Americans are well aware of the growing student debt among college students. Usually, the first thing people point out to explain this is that the cost of universities has risen dramatically for our generation. However, there are many other factors that contribute to the mass debt that has become a simple fact of life for the vast majority of college students today. In 1980, a year of college cost around $3,400. Today, the average is $23,000 — for the same amount of time. It's true, the economy's undergone many changes since then. But our financial aid programs haven't kept up with the times.
One of the most common ways to get scholarships nowadays is the FAFSA, which has 110 questions and must be submitted every year for students to qualify. All financial aid programs like this are based on the student's family income. Sounds fair, right? Unfortunately, these calculations can be extremely unproductive. The FAFSA counts saved money just as much as the last year's income — so if you're saving up to pay for college like a responsible student, but you save too much — well, there go your scholarships.

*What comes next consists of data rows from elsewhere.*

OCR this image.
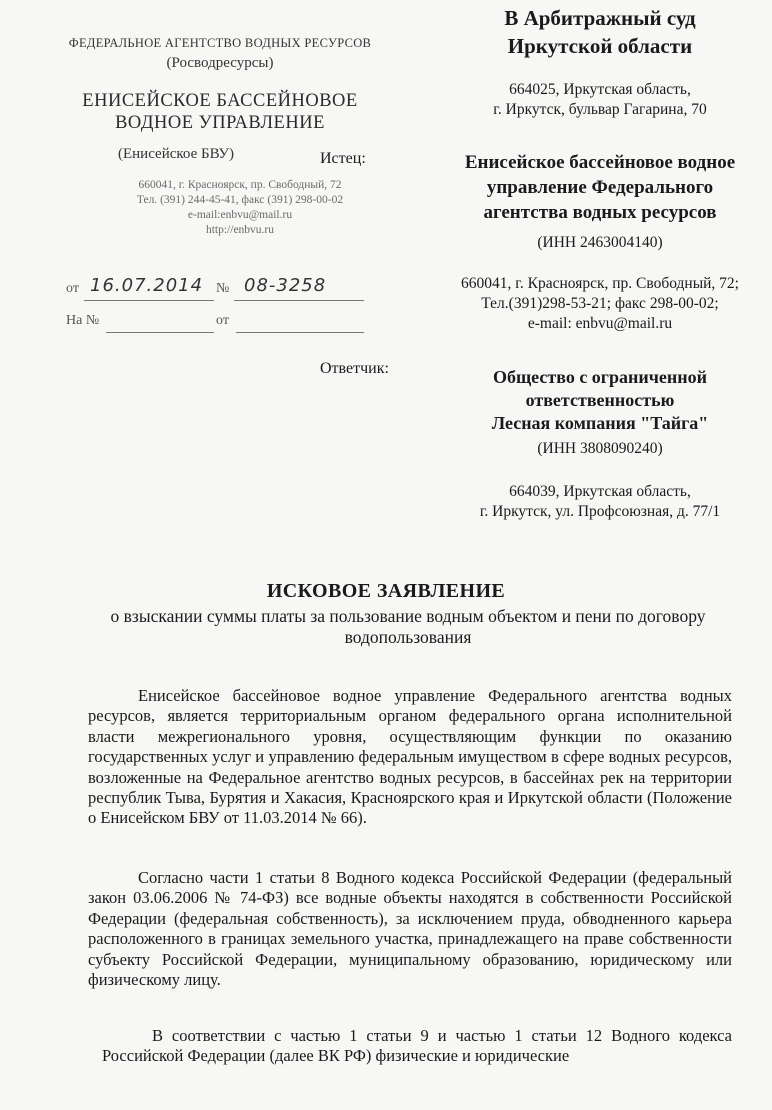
ФЕДЕРАЛЬНОЕ АГЕНТСТВО ВОДНЫХ РЕСУРСОВ
(Росводресурсы)
ЕНИСЕЙСКОЕ БАССЕЙНОВОЕ
ВОДНОЕ УПРАВЛЕНИЕ
(Енисейское БВУ)
660041, г. Красноярск, пр. Свободный, 72
Тел. (391) 244-45-41, факс (391) 298-00-02
e-mail:enbvu@mail.ru
http://enbvu.ru
от 16.07.2014 № 08-3258
На №	от
В Арбитражный суд
Иркутской области
664025, Иркутская область,
г. Иркутск, бульвар Гагарина, 70
Истец:	Енисейское бассейновое водное
управление Федерального
агентства водных ресурсов
(ИНН 2463004140)
660041, г. Красноярск, пр. Свободный, 72;
Тел.(391)298-53-21; факс 298-00-02;
e-mail: enbvu@mail.ru
Ответчик:	Общество с ограниченной
ответственностью
Лесная компания "Тайга"
(ИНН 3808090240)
664039, Иркутская область,
г. Иркутск, ул. Профсоюзная, д. 77/1
ИСКОВОЕ ЗАЯВЛЕНИЕ
о взыскании суммы платы за пользование водным объектом и пени по договору водопользования

Енисейское бассейновое водное управление Федерального агентства водных ресурсов, является территориальным органом федерального органа исполнительной власти межрегионального уровня, осуществляющим функции по оказанию государственных услуг и управлению федеральным имуществом в сфере водных ресурсов, возложенные на Федеральное агентство водных ресурсов, в бассейнах рек на территории республик Тыва, Бурятия и Хакасия, Красноярского края и Иркутской области (Положение о Енисейском БВУ от 11.03.2014 № 66).

Согласно части 1 статьи 8 Водного кодекса Российской Федерации (федеральный закон 03.06.2006 № 74-ФЗ) все водные объекты находятся в собственности Российской Федерации (федеральная собственность), за исключением пруда, обводненного карьера расположенного в границах земельного участка, принадлежащего на праве собственности субъекту Российской Федерации, муниципальному образованию, юридическому или физическому лицу.

В соответствии с частью 1 статьи 9 и частью 1 статьи 12 Водного кодекса Российской Федерации (далее ВК РФ) физические и юридические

Saving more than the government thinks you should isn't something that should make college more expensive for you, but this is what happens with colleges today.
So, for example, if your brother saves $1000 during the summer to help pay for textbooks, he'll get fewer grants and loans than your sister, who only needs $400 for the semester. Both students rely on the same parental income, but they receive vastly different financial aid packages. In this way, a well-meaning family member might give money to a student for their college expenses — but immediately make them less eligible for financial aid once the money's in the bank. This doesn't mean that we should stop taking any income into account — the system is supposed to give first priority to lower-income students, because they do need more help than families with higher incomes.
What should be taken into account, though, is that students need to save money. They need it for college expenses like food and rent, and eventually things like retirement or buying a house. We shouldn't be penalized for trying to be financially responsible. A system that refuses financial aid because of a student's personal savings isn't fair to anyone.